When The Kithship Collective, an arts organization I help run, started planning for a pasture concert on the ranch in early August, the last thing on our mind was coming up with an alternate location in case of rain.
I have, unfortunately, had to cancel many an outdoor event due to high winds, and we’ve certainly been chased in by sudden summer storms, but the idea that we might not be able to hold a concert because of a slow, steady evening-long rain in August?
Well, it only occurred to us as a thing to crack jokes about, as in, “At least we don’t have to worry about rain, hahahahahahaha …”
Yes, August may bring an abundance of grasshoppers, flies or on a bad year garden-crushing hail, but never, ever the kind of rain shower that would require cancellation of an outdoor event.
The end of July brought a few days with temperatures in the triple digits, which is exactly what one would expect for our part of the prairie. Most of July had been unusually cool; however, and it’s been a surprisingly un-windy summer as well, so I was starting to get nervous.
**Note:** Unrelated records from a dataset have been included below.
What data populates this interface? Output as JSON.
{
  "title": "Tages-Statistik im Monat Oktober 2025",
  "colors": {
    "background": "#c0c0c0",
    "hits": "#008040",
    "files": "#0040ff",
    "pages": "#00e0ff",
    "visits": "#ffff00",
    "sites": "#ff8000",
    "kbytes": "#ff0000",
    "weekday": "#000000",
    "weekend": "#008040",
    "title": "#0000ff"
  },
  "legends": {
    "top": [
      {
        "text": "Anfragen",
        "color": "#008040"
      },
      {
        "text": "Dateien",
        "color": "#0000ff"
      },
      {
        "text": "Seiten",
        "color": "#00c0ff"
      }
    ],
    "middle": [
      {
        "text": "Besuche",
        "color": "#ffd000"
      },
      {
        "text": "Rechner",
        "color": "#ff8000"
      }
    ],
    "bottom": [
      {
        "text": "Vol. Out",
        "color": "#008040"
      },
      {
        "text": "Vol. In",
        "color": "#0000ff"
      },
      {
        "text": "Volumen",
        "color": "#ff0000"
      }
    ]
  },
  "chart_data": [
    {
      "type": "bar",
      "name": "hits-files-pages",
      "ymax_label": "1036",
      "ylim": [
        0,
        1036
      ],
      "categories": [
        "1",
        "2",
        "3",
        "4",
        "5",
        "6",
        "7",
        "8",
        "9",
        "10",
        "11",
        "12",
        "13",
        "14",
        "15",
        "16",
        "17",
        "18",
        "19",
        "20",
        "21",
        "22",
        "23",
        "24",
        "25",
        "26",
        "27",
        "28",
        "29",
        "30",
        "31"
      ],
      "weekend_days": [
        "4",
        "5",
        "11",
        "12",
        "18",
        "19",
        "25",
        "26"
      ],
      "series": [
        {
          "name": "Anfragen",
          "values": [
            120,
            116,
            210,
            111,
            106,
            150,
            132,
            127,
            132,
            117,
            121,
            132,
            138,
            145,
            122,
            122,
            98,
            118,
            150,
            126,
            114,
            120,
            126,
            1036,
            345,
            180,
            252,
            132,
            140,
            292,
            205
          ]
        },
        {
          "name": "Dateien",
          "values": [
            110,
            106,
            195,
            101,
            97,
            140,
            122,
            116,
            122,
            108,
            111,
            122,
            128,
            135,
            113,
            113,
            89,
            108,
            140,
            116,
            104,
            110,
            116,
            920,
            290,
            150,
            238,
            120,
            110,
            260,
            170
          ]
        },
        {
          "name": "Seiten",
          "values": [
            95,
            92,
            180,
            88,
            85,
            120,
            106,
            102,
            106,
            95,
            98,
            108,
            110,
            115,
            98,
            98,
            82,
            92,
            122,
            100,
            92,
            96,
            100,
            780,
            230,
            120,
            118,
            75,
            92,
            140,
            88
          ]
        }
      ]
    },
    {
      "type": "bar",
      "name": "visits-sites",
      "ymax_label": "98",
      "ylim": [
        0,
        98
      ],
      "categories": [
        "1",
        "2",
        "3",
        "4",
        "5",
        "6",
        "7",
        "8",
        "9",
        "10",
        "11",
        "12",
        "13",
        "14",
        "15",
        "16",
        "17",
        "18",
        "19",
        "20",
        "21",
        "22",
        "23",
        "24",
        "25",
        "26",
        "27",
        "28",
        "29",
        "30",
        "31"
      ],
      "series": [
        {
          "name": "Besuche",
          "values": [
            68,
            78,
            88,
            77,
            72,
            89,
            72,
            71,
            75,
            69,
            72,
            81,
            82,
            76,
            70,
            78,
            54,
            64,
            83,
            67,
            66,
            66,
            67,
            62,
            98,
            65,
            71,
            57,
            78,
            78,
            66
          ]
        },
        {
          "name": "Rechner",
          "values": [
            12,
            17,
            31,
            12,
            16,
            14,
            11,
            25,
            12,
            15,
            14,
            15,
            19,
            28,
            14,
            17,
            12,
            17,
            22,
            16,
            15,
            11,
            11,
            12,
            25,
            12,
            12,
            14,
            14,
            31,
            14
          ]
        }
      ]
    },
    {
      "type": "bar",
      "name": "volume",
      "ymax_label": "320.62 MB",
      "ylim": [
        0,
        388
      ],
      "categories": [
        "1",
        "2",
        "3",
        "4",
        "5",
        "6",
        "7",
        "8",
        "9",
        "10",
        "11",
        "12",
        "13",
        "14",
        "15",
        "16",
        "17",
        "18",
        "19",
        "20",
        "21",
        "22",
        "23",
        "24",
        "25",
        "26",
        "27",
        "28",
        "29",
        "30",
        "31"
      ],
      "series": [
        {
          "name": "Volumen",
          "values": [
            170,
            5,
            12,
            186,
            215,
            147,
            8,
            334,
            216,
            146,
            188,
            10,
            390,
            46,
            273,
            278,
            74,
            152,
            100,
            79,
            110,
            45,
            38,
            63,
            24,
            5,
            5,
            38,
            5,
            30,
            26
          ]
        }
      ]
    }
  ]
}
Surely, we couldn’t expect things to remain calm and pleasant.
We were planning to film the concert, and that meant we really needed good sound — even a tiny bit of wind can wreck a live recording. After the unusually temperate summer, it seemed we were overdue for the kind of extremes that usually characterize our weather patterns here.
At the last minute, we decided to move the concert from a relatively open area to our yard, where we’d have more staging options if we needed them.
Unexpected
And then sometime last week our cellphones started warning us of flash floods.
“Flash floods?” I said to my husband, looking down at my phone, then staring up at the white, blazing sun. I’d just gotten done painting a wall in the outbuilding we’d decided to use as the makeshift stage for the concert, and my paint-splattered shirt was soaked with sweat. Above our heads, there wasn’t a single cloud in the bright blue sky, and there was nothing but more blue for miles in every direction. Flash floods were the last crisis I could possibly imagine.
“It’s for tomorrow,” he said. “It’s supposed to start raining and not stop for a couple days.”
Well. So much for ‘it never, ever rains in August in Western South Dakota.’
“Don’t worry,” my husband said, I’m sure noticing the fear that had sprung into my eyes. “It will stop way before the show.”
Fingers crossed
Tomorrow is the concert. By the time this goes to print, the show will be over, and it will hopefully have gone well. As I type this, a hard, steady rain is beating against the window over my desk. The forecast has remained steadfast in its conviction that the rains will indeed cease in plenty of time for us to set up the stage and equipment, and there isn’t predicted to be a breath of wind. Is it possible we will actually get that lucky?
Thankfully, the outbuilding will ensure the show can go on regardless of changes in the forecast, but what about the audience? Navigating the sloppy, mud-fest of our yard after another day of ceaseless rain will be interesting. While the manure rivers that flow from the barnyard after an epic rain event are great for the grass, they might be less great for folks who don’t think to wear tall mud boots to a concert.
Meanwhile, all this rain means the prairie will probably stay green until snow flies, and no one will be sad about that. I am, however, once again considering how hilarious it is that we humans ever attempt to make any plans at all.